13 Responses to “Geek Artifacts: Unboxing 8 Inch Floppy Disks Discovered In My Cubicle”

  1. By Ariel on Jul 8, 2008

    Wow, that is crazy old, I remember when I had 386 monocromatic IBM… uhm, good old days. Hey don’t vend those or they stop working :)

  2. By Paulie Danger on Jul 8, 2008

    Would an 8″ Wang joke be completely inappropriate?

  3. By Benjamin Gilbert on Jul 8, 2008

    “Thank God these things are Wang compatible.”

    THANK GOD!

  4. By BRiAN on Jul 8, 2008

    is there anyway you could give me one of those! i remember them! oh man actual floppy floppies!

  5. By Tom Woolf on Jul 8, 2008

    The last time I saw a working 8-incher like that was in my old college days…

    Well, I have seen one since, but it was folded over and useless***.

    :-P

    *** Seriously - I used to work at GE, and somebody from Puerto Rico has sent one of those disks to the US with data. Unfortunately, to make it fit in the envelope they folded it into quarters…

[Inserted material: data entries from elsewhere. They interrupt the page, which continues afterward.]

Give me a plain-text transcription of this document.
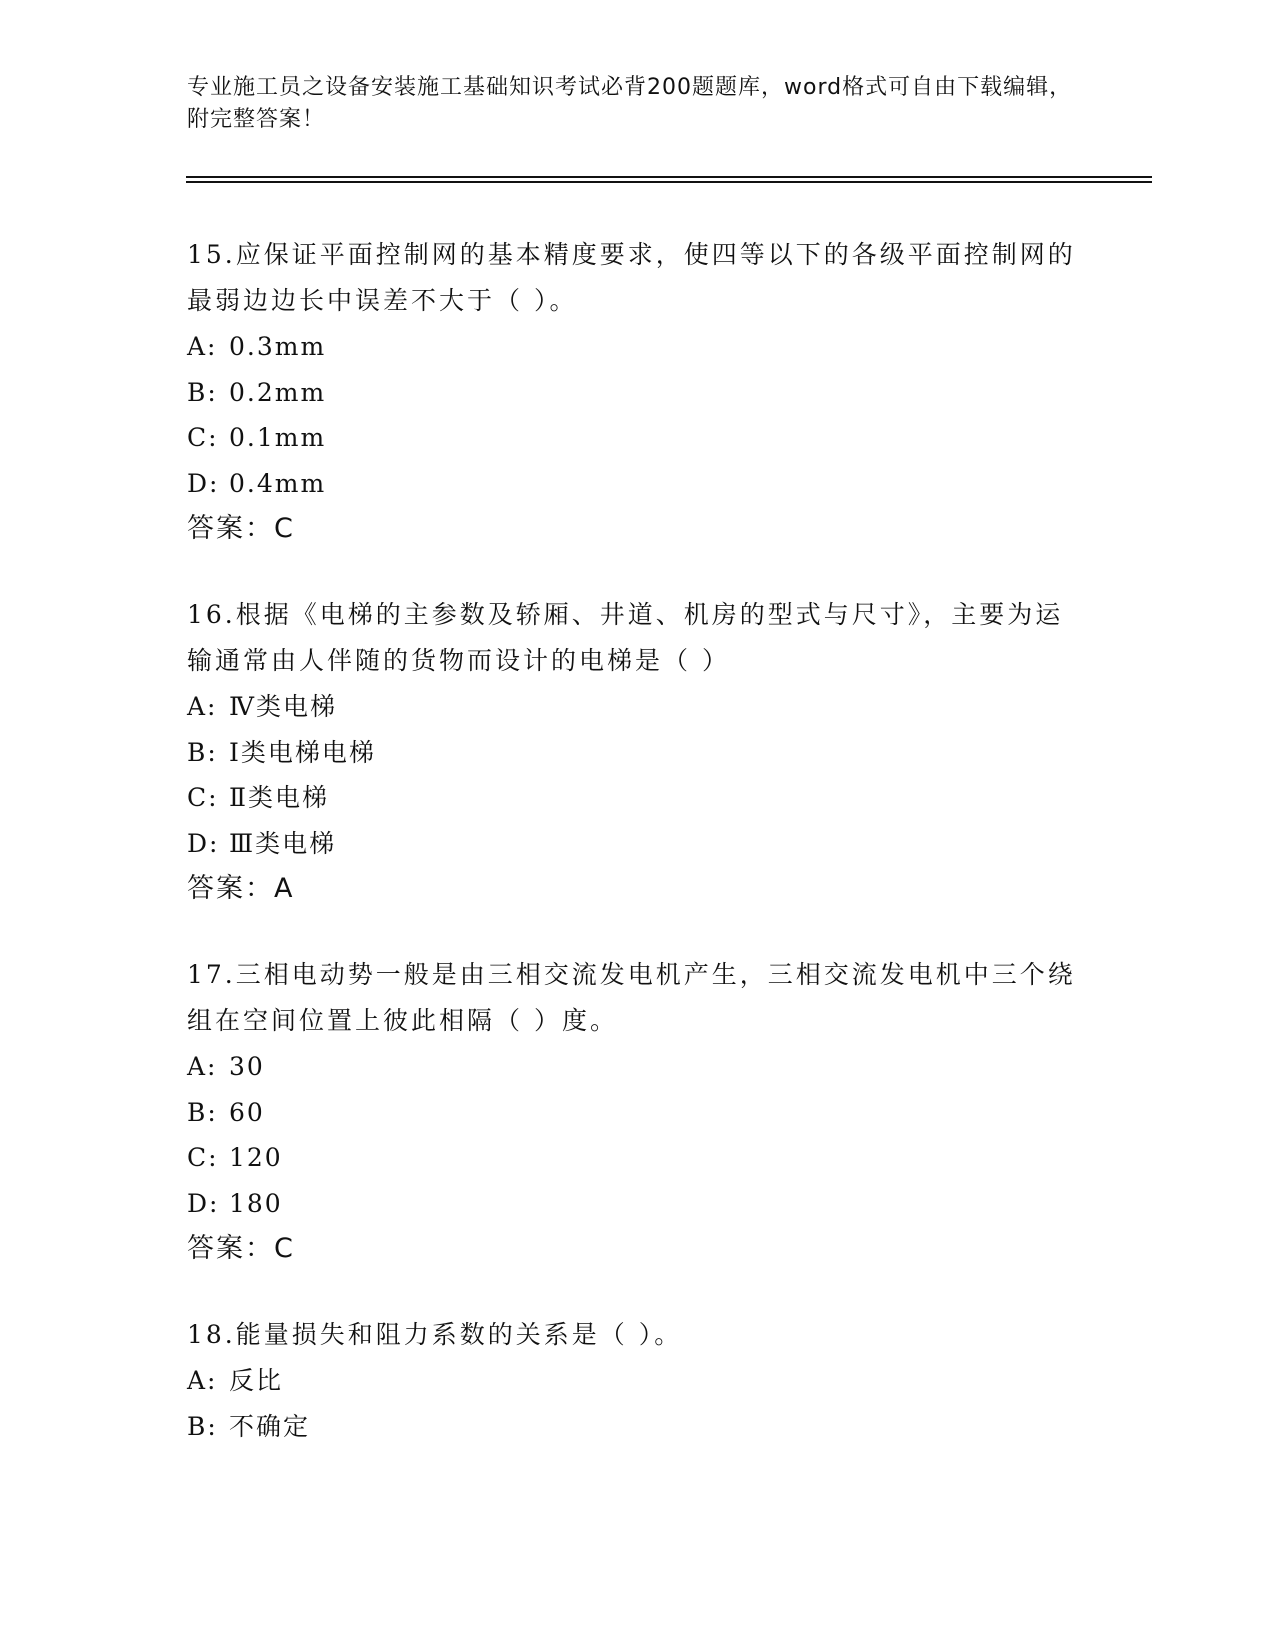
专业施工员之设备安装施工基础知识考试必背200题题库，word格式可自由下载编辑，附完整答案！
15.应保证平面控制网的基本精度要求，使四等以下的各级平面控制网的最弱边边长中误差不大于（ ）。
A: 0.3mm
B: 0.2mm
C: 0.1mm
D: 0.4mm
答案：C
16.根据《电梯的主参数及轿厢、井道、机房的型式与尺寸》，主要为运输通常由人伴随的货物而设计的电梯是（ ）
A: Ⅳ类电梯
B: Ⅰ类电梯电梯
C: Ⅱ类电梯
D: Ⅲ类电梯
答案：A
17.三相电动势一般是由三相交流发电机产生，三相交流发电机中三个绕组在空间位置上彼此相隔（ ）度。
A: 30
B: 60
C: 120
D: 180
答案：C
18.能量损失和阻力系数的关系是（ ）。
A: 反比
B: 不确定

  6. By Suki on Jul 8, 2008

    I actually recall rewiring a logic board to program a computer. From there I moved up to 80 column cards in a hopper–none of the cards had writing on them, but I could read Hollerith almost as fast as english. It was a big thing when we finally got printing on the damn cards. Then came the 96 column cards, the mag tapes, the drums (man those suckers were heavy) and finally a screen and direct entry (and storage!!) of code. What a treat.

    Yeah, ok, I’m OOOOOLLLLLLLDDDDDD!
    Suki

  7. By dave alexander on Jul 9, 2008

    Please don’t throw these out, if you are planning on doing that let me know as I want them! You don’t know how difficult it is to find a stash of these…but there are still 8″ floppies being made today believe it or not!

    We found a special purpose for these old 8″ floppies; they hold 7″ records very nicely and create a nice, safe package for the record. My bnd Multicast did a release like this and everyone loved it! You can download the mp3s of this out of print 7″ release at obliq.net. Here are some pictures of our (mis?) usage of this technology! ;)

    http://obliq.net/images/obq03.jpg

    –davealex

  8. By Gil Megidish on Aug 7, 2008

    SOOOOO WANT!

  9. By http://motherboard.hopto.org on Dec 23, 2008

    I still have an Apple 2e running!! It works fine! I never have any problems with it. I think that floppies last longer than hard drives. I have boxes upon boxes of 5 1/4 inch floppies. On my server, with 1 gig of ram, two 80 gig hard drives, and two dvd drives, I also have a 5 1/4 inch floppy drive which STILL WORKS!!

  10. By Joe on Mar 20, 2009

    Haha. I have computers that use these! In fact, I’m running out of ‘em. Does a 3M floppy beat an 8″ floppy?

    These puters weigh 100lbs. The drive weighs 6lbs!

  11. By Liz on Jun 11, 2009

    Hey, can anyone read the data off one of these for me? I found one in my dead cousins important papers and I sure would like to know what he wrote.